Я повел своего спутника на север к Раш-стрит, и пару минут Олсон молча изучал дорогу и людей вокруг. На улице чувство опасности у него заметно усилилось. На тротуарах царила обычная чикагская толкотня. Олсон не привлекал внимания до той поры, пока мы не остановились в ожидании сигнала светофора: несколько человек отошли от него подальше.

— Не ожидал такой враждебности здесь, в стране свободных людей.

— Душ, свежая одежда — и проблемы как не бывало. Удивляюсь, как ты не замечаешь своего запаха.

— В автобусе все так пахли.

Мы подошли к «Оук-банку» и остановились перед банкоматом. Не успел я вытащить бумажник, Олсон шепнул:

— Давай войдем, а?

Он кивал, как китайский болванчик. Перспектива сделки на улице довела его беспокойство до предела.

— Но мы здесь в безопасности.

— Хотелось бы верить, — сказал Олсон.

Мы зашли в банк и направились к ряду банкоматов. Бородатый парень с рюкзаком давил на клавиши дальнего справа автомата, а мужчина, наверняка в студенческие годы игравший в лакросс — широкая спина, короткая стрижка, накрахмаленная голубая рубашка, отутюженные хлопчатобумажные брюки, — забирал купюры из того, что ближе к центру. Я было двинулся туда же, но Олсон встал передо мной и, как пастушья собака, направил к последнему банкомату в ряду.

— Ты понятия не имеешь, сколько народу может вычислить твой пин-код, непринужденно наблюдая со стороны. Поверь мне.

Я вытянул карточку из бумажника. Олсон занял позицию спиной ко мне, как телохранитель. Я поднес кредитку к щели картоприемника и задержал руку.

— М-м…

Олсон чуть отошел назад и вывернул шею, чтобы видеть меня.

Я вставил кредитку и сразу же вытащил обратно. Олсон сделал вид, будто смотрит в сторону, пока я набирал на клавишах код.

— Знаешь, самому интересно, зачем я пообещал дать тебе пятьсот баксов.

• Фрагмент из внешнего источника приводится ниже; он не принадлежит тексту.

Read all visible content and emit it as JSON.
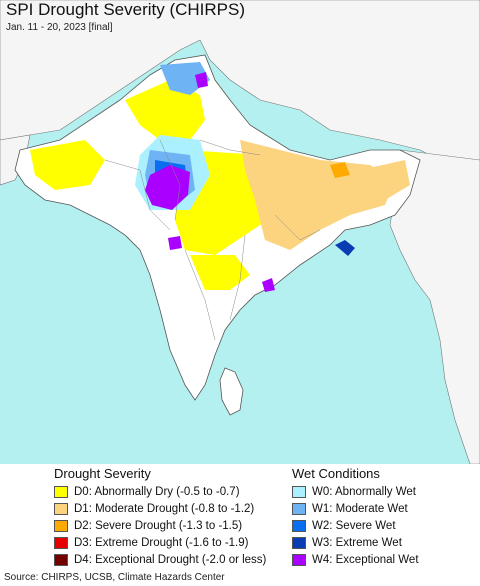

— Могу сказать, если ты и вправду хочешь знать.

Я обернулся, подняв брови в немом вопросе.

— Затем, что я просил тысячу.

Пока банкомат выдавал наличные, Олсон наклонил голову, упер левый локоть в ладонь правой руки и щелкнул пальцами.

Олсон сложил двадцатки и пятерки в карман джинсов.

— Люди склонны действовать каждый по-своему. Спенсер все это просчитал. Всегда проси вдвое больше, чем тебе надо.

* * *

Несколько минут спустя мы свернули на Кедровую. Молниеносно оглядевшись, Олсон оценил местность и отметил, что я поселился в красивом квартале. За ресторанами, стоявшими как бы на границе Раш-стрит, на восток, к ярко-голубой безбрежности озера Мичиган, протянулась вереница симпатичных офисных зданий и жилых домов под раскидистыми кронами огромных деревьев.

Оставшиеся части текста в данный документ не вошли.